What's it like being a dad blogger in a blogging universe populated largely by mums? Garry, who writes The Blog Up North, gives the XY side of the story.
A year ago, I wouldn't have been writing this. A year ago I wasn't really a blogger at all. Sure, I had started my own blogging space but like so many before me, I had faltered. Initial intentions crumbled and the posts became fewer and further between. I felt I had nothing to say, even though I had somewhere to not say it.
Then at the start of 2010 I gave it another go. I realised I needed to take a fresh look at my content (described previously by a Facebook friend as a cure for insomnia). Out went the "Dear diary..." tone and the mind-numbing subject matter. I injected humour and wrote about subjects readers could connect with. But that was only part of the story.
I still needed to get the word (and my words) out there to those readers. I saw other bloggers using Twitter and realised I too could use this tool to draw in readers. It was at this point I became aware of a community out there.
As I'm sure you're aware, Twitter relationships have a strange evolution of their own. Follows and follow-backs forge connections which you're soon hard-pressed to remember the origins of. All I remember of that time is following one or two great people who happened to be bloggers, and who I came to quietly admire for their skill and content. They were mummy bloggers (who I'm not going to embarrass by naming here) and they wrote about all manner of everyday stuff. I realised I was doing the same. Did that make me a daddy blogger? Was I part of this parent blogger community?
The marvellous mummy bloggers I began to read were expressing their joys and frustrations of parenthood, and at the same time shaping their own identity online. They were not just mums, they were intelligent women with something to say and an audience to say it to. So where did I fit? I wasn't a stay-at-home dad. My children were not babies or toddlers any more. So again I asked myself the question. Did I qualify to contribute to this affiliation?

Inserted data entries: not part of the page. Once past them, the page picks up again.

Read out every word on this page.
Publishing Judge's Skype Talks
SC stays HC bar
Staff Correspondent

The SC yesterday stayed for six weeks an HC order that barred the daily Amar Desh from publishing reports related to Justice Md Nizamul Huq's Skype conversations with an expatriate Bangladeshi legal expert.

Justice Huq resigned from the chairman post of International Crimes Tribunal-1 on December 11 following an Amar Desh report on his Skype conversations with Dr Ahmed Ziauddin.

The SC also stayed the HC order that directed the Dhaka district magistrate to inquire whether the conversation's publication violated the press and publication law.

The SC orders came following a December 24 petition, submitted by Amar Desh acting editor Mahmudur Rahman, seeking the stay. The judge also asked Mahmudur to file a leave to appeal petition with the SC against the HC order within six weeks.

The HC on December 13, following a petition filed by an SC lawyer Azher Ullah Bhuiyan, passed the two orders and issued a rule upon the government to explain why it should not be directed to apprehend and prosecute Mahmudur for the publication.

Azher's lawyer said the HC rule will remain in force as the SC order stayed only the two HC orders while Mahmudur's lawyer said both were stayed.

What I found was, of course, my family were a rich source of inspiration. Sometimes fun. Sometimes exasperating. Always challenging. Whether it was school, behaviour or the always unpredictable dynamic around Up North towers, there was always something to make me stop and think.
I mean stop and think, "Ooh that would make a good blog post..."
But no! It also made me realise I'm a parent, I'm a husband, I'm a wage-earner, but I'm more than the sum of those parts.
Since this epiphany I like to think the mummy blogger community has taken me to its collective bosom, and it's a nice place to be, I have to say. I've made some great online friendships and even actually met a few of you. I don't feel so much like the cuckoo in the nest any more.
Now at the end of 2010, after almost a year of serious blogging, I'm incredibly humbled at the support the parent blogging community has given and the opportunities it has presented me. If you had said to me a year ago that in the coming year companies would be throwing products at me to review for my readership, I would have snorted in your face. Maybe not snorted, I'm too polite. I would have sniggered to myself behind your back instead.
And what is it like to be a man in a mummy's world? Of course, I'm the different one. My experience as a working father is not the same as many writers out there. But what I like about this community is, once again, it is more than the sum of its constituents. Blogging is a lonely business and to know the network is there, doing what you do, is both comforting and motivating.
I liken it to a solo round-the-world yacht race. We're all alone piloting our craft through stormy seas, but we know there are others out there battling the same elements and heading in the same direction with the same goal.
We all have something to say. We write it, we agonise over it, we publish it, we might even regret it. But do it we must.